Robot-assisted surgical precision offers less than 5-µm precision tremor stabilization, 1 to 10-mN force-sensing smart instrumentation and automated procedure-specific guidance and assistance with analytics.
Investigators from the Icahn School of Medicine at Mount Sinai, New York, United States, reported that robot-assisted microinterventional glaucoma surgery (MIGS) has potential for interventions in the anterior segment, according to Dr Gautam Kamthan, Assistant Director of Ophthalmic Innovation and Technology at New York Eye and Ear Infirmary of Mount Sinai. They reported the first such feasibility of robot-assisted ophthalmic gonio-surgery.
Dr Kamthan and co-investigators studied the potential for use of this approach by comparing robotic interventions preclinically to the standard manual approach in synthetic eye models for MIGS. Three robotic systems have been developed by theNew York Eye and Ear Robotics Program: the µ-RoboticGonio Surgery System, the T-Rexµ-RoboticFlexible Goniotomy and iStentµ-Robotic Implantation System.
A comparison of the surgical precision between manual and surgical procedures speaks to the rationale for robotic-assisted procedure. Manual procedures are characterized by 100-µm tremor peak-to-peak vector magnitude, 500 to 1,000-mN human finger force sensing resolution and 182-µm root mean square tremor amplitude with manual vitreoretinal surgery, Dr Kamthan explained.

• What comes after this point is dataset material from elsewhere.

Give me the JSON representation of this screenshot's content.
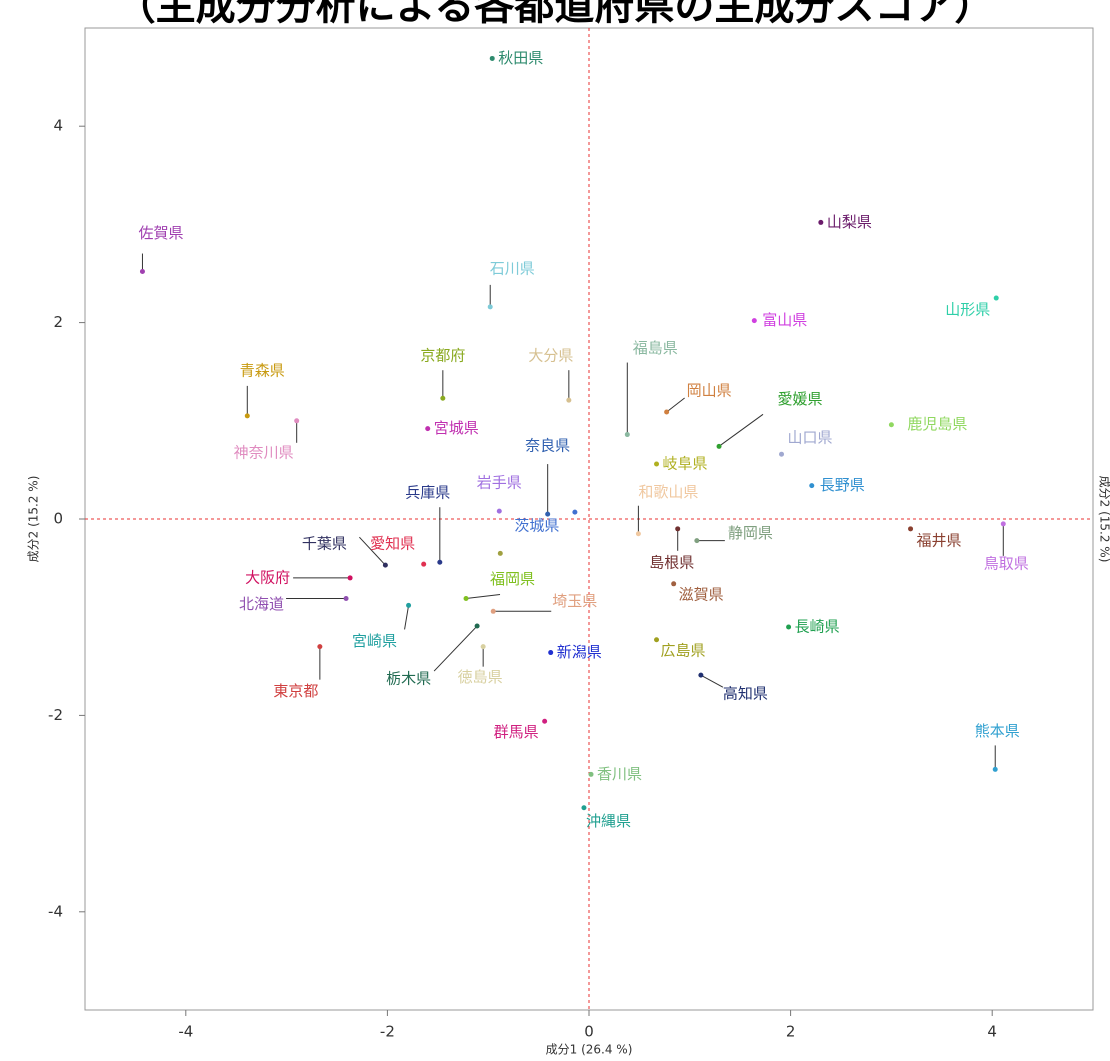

In contrast, robot-assisted surgical precision offers less than 5-µm precision tremor stabilization, 1 to 10-mN force-sensing smart instrumentation and automated procedure-specific guidance and assistance with analytics.
In MIGS, robotics would enhance the safety and efficacy of the procedures. “Precision matters for small devices,” he emphasized.
In support of this, Dr Ianchulev, Professor of Ophthalmology, Director of Ophthalmic Innovation and Technology at New York Eye and Ear Infirmary of Mount Sinai, noted that 30% of iStents (Glaukos) are malpositioned according to an FDA Safety Report.
The doctors used the nonimplantable goniotomy intervention in Phase 1 of the study and trabecular stent implantation with the iStent inject W in Phase 2. The main outcome was anatomically successful goniointervention.
During the Phase 1 segment, Dr Kamthan reported that they performed consecutive trials of complete ab interno goniotomy robotically and manually for at least 90 degrees using a standard goniotomy knife. An ab interno goniotomy exceeding 150 degrees was achieved using the flexible, guided microinterventional goniotomy instrument.
During the Phase 2 segment, the iStent inject W device was deployed successfully in 10 trials within the trabecular meshwork in all of the attempts both manually and robotically.
Based on these results, the investigators concluded, “A system for robot-assisted MIGS can successfully achieve interventions in the anterior segment. This is the first demonstration of the feasibility of robot-assisted ophthalmic gonio-surgery.”